The Nortel sale is attracting lots of attention worldwide since the Google bid mainly sets a range of minimum prices for other bidders to use in their own proposals. Nortel will file the proposed agreement with a Delaware bankruptcy court and will hold the actual auction in June, giving the patent trolls and other interested parties plenty of time to declare their interest in one or more groups of patents.
One surprising entry was a company formed by Dr. Nathan Myhrvold, the former director of information technology for Microsoft. Myhrvold has been gobbling up patents faster than a computerized vacuum cleaner. His company, Intellectual Ventures, now owns about 20,000 patents, making the organization a significant factor in the field. By comparison, large high-technology companies often have a patent portfolio of upwards of 25,000 items, mostly developed in-house.
Clearly, one of Myhrvold’s goals is attempting to set up a patent exchange where patents may be bought and sold freely (although fees may be needed).
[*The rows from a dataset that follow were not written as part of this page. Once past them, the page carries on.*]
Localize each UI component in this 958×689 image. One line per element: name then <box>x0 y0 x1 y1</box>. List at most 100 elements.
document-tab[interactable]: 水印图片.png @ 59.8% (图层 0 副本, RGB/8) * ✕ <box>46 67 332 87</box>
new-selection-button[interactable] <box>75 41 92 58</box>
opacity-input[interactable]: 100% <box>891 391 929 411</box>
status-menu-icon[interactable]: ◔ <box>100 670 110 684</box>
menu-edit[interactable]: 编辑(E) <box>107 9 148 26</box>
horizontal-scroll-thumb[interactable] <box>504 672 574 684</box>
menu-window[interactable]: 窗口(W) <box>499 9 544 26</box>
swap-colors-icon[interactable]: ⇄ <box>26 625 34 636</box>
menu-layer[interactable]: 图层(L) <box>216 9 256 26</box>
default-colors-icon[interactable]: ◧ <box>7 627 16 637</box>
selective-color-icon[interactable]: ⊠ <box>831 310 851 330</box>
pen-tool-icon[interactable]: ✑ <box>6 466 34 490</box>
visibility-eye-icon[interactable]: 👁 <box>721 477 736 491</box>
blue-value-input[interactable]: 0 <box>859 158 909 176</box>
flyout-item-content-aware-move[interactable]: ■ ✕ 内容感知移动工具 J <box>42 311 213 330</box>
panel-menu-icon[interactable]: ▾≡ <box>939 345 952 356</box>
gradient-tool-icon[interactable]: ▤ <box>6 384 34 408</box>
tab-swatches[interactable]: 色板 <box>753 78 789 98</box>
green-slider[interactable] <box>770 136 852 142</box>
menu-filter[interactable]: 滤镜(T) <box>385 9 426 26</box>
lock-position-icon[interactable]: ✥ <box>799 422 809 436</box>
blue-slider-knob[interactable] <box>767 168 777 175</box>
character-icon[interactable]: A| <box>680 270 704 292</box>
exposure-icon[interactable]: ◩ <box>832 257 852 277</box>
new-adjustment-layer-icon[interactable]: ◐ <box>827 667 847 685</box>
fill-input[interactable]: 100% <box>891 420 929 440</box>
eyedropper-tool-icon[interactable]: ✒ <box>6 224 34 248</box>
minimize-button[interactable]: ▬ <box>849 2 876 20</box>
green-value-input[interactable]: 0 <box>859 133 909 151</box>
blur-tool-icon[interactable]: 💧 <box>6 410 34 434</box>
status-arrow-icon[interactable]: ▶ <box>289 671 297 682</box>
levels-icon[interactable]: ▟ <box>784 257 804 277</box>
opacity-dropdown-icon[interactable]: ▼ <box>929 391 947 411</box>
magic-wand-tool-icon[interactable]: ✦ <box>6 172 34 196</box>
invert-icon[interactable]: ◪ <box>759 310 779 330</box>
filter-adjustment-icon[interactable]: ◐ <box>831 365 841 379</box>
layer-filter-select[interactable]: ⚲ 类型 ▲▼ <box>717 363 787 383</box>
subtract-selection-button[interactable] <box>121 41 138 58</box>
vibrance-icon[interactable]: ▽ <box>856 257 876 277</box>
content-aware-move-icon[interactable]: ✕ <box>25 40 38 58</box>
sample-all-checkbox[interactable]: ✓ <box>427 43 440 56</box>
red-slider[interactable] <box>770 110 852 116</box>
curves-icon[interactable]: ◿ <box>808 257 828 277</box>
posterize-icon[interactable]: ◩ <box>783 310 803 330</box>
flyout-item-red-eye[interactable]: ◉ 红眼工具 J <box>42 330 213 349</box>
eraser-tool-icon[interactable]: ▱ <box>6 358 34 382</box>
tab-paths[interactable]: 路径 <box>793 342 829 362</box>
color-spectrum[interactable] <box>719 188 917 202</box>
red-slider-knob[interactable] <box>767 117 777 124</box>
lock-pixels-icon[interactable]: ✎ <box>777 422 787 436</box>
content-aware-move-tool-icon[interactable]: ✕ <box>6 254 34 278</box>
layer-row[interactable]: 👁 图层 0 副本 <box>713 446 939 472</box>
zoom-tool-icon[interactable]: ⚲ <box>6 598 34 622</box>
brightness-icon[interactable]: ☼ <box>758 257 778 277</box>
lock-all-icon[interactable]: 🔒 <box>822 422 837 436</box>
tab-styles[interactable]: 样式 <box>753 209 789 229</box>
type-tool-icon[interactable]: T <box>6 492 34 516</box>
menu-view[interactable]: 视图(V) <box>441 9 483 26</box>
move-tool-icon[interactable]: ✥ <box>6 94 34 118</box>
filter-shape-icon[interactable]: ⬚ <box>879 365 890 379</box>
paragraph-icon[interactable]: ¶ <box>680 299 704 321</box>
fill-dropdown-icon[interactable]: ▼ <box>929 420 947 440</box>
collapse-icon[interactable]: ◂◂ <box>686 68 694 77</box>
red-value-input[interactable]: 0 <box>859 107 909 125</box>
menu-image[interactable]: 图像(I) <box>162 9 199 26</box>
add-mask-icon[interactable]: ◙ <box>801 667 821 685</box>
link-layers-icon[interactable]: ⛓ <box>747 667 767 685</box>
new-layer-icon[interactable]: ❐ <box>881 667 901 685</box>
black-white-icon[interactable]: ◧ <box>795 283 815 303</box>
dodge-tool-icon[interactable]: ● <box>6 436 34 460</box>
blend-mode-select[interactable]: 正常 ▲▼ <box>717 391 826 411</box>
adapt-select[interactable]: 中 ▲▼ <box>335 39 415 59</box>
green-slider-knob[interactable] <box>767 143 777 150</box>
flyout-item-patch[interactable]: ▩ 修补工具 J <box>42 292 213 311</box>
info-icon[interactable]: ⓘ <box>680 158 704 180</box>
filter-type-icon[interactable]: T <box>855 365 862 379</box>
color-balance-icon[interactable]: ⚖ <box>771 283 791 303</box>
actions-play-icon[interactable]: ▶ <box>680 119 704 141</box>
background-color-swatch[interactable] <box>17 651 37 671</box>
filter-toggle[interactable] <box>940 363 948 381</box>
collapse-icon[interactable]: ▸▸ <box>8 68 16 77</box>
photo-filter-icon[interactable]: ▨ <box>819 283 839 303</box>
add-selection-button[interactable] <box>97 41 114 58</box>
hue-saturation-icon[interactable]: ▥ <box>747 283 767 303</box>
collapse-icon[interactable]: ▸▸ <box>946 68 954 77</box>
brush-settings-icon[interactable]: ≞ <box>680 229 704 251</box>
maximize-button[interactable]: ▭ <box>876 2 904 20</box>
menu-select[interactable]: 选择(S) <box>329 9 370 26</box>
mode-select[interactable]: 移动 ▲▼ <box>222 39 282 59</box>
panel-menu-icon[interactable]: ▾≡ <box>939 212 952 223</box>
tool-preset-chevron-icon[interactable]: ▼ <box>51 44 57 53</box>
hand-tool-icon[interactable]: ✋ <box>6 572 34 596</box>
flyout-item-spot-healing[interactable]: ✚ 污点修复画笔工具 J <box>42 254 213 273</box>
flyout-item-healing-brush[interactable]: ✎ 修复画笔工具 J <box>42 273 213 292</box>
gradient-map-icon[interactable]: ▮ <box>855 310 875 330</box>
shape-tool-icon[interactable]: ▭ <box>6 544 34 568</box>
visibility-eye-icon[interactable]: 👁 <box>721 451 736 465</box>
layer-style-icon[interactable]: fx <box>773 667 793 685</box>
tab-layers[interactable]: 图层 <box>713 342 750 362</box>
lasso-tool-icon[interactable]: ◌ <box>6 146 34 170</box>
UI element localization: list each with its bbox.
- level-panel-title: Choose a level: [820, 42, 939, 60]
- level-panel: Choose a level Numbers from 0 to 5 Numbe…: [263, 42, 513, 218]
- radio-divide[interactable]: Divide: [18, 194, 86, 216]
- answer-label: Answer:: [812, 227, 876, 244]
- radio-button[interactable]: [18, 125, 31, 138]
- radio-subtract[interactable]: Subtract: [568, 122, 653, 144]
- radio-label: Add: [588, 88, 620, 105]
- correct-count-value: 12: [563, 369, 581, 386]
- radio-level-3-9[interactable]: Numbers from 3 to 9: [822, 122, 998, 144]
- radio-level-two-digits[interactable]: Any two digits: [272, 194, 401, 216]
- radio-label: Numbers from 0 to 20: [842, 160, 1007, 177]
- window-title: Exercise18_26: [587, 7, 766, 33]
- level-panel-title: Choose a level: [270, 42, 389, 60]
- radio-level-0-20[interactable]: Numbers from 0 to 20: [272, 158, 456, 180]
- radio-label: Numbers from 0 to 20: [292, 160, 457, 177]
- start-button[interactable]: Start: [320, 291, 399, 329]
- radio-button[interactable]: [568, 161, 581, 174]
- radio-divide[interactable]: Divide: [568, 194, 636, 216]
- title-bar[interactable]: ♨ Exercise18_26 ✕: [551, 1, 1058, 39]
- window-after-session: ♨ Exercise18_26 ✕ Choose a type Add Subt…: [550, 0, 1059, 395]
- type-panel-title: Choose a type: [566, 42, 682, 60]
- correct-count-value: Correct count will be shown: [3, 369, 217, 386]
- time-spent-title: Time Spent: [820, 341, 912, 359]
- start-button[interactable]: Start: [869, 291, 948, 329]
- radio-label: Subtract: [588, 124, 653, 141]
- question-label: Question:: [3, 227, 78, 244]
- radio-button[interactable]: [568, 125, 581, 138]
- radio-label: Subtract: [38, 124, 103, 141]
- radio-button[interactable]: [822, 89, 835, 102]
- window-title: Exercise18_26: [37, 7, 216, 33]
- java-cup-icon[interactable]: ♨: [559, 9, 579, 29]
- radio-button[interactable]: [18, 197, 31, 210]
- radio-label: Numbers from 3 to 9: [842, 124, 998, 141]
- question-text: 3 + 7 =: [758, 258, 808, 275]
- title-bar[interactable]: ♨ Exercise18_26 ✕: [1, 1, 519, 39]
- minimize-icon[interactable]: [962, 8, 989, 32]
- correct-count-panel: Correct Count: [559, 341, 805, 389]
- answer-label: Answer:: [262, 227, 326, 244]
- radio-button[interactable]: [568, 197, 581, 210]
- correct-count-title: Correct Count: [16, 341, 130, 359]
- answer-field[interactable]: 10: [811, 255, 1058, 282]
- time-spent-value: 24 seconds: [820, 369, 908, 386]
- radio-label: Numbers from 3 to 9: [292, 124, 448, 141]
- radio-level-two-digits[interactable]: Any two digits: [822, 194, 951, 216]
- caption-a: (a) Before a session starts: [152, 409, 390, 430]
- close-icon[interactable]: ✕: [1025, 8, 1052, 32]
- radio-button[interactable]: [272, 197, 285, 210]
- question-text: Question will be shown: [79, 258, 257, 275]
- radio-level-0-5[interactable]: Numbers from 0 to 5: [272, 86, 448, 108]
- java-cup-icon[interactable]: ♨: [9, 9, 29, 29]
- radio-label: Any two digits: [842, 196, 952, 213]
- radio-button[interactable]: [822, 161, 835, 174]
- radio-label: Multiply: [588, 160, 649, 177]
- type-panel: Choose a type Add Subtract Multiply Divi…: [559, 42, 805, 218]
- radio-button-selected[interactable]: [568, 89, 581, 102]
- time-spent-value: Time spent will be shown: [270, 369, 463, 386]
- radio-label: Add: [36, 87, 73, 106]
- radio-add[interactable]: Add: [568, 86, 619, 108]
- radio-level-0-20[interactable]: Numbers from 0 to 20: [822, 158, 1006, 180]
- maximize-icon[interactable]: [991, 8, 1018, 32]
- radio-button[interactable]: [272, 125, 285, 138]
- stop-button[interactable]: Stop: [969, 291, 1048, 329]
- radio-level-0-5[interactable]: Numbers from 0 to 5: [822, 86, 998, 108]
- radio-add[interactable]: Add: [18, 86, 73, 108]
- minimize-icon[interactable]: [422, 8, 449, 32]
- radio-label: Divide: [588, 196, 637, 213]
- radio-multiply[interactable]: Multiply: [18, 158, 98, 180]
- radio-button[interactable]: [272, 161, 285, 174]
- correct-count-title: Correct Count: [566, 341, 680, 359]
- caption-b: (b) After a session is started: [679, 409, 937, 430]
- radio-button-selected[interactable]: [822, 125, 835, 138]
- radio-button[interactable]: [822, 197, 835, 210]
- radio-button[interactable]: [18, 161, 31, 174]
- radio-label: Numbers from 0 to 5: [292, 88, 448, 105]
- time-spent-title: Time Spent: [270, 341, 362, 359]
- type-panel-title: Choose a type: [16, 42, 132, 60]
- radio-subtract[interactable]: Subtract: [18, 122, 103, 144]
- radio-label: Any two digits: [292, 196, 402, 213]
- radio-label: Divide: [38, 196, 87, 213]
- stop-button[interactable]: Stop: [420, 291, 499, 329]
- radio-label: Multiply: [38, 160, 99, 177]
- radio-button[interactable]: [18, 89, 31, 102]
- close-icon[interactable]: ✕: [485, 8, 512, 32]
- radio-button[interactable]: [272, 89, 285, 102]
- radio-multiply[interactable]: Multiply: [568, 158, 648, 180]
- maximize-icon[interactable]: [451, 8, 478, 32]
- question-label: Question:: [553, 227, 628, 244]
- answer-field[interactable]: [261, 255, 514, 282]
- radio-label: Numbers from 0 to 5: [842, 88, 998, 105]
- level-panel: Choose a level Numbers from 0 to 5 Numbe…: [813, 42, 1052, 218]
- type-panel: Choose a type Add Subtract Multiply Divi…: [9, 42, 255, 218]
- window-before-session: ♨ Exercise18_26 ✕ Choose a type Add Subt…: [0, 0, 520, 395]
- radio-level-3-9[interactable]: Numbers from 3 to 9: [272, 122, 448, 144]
In the face of potential litigation and other actions, in 2008 a group of large high-technology companies formed the Allied Security Trust (including Cisco, Ericsson, Google, Hewlett-Packard, and Verizon) with the goal of identifying and obtaining key patents before they might fall into the hands of the patent trolls. Indeed, given the threats of Allied Security, the Trust is acting like a typical patent troll... admittedly a very large patent troll.
In my view, the solution to this patent troll situation lies in establishing flexible cross-licensing agreements to avoid massive settlements. Such agreements could require that the participants come up with a way of offering reasonable licenses to smaller competitive products. This way, all the potential litigants could settle out of court for more reasonable amounts.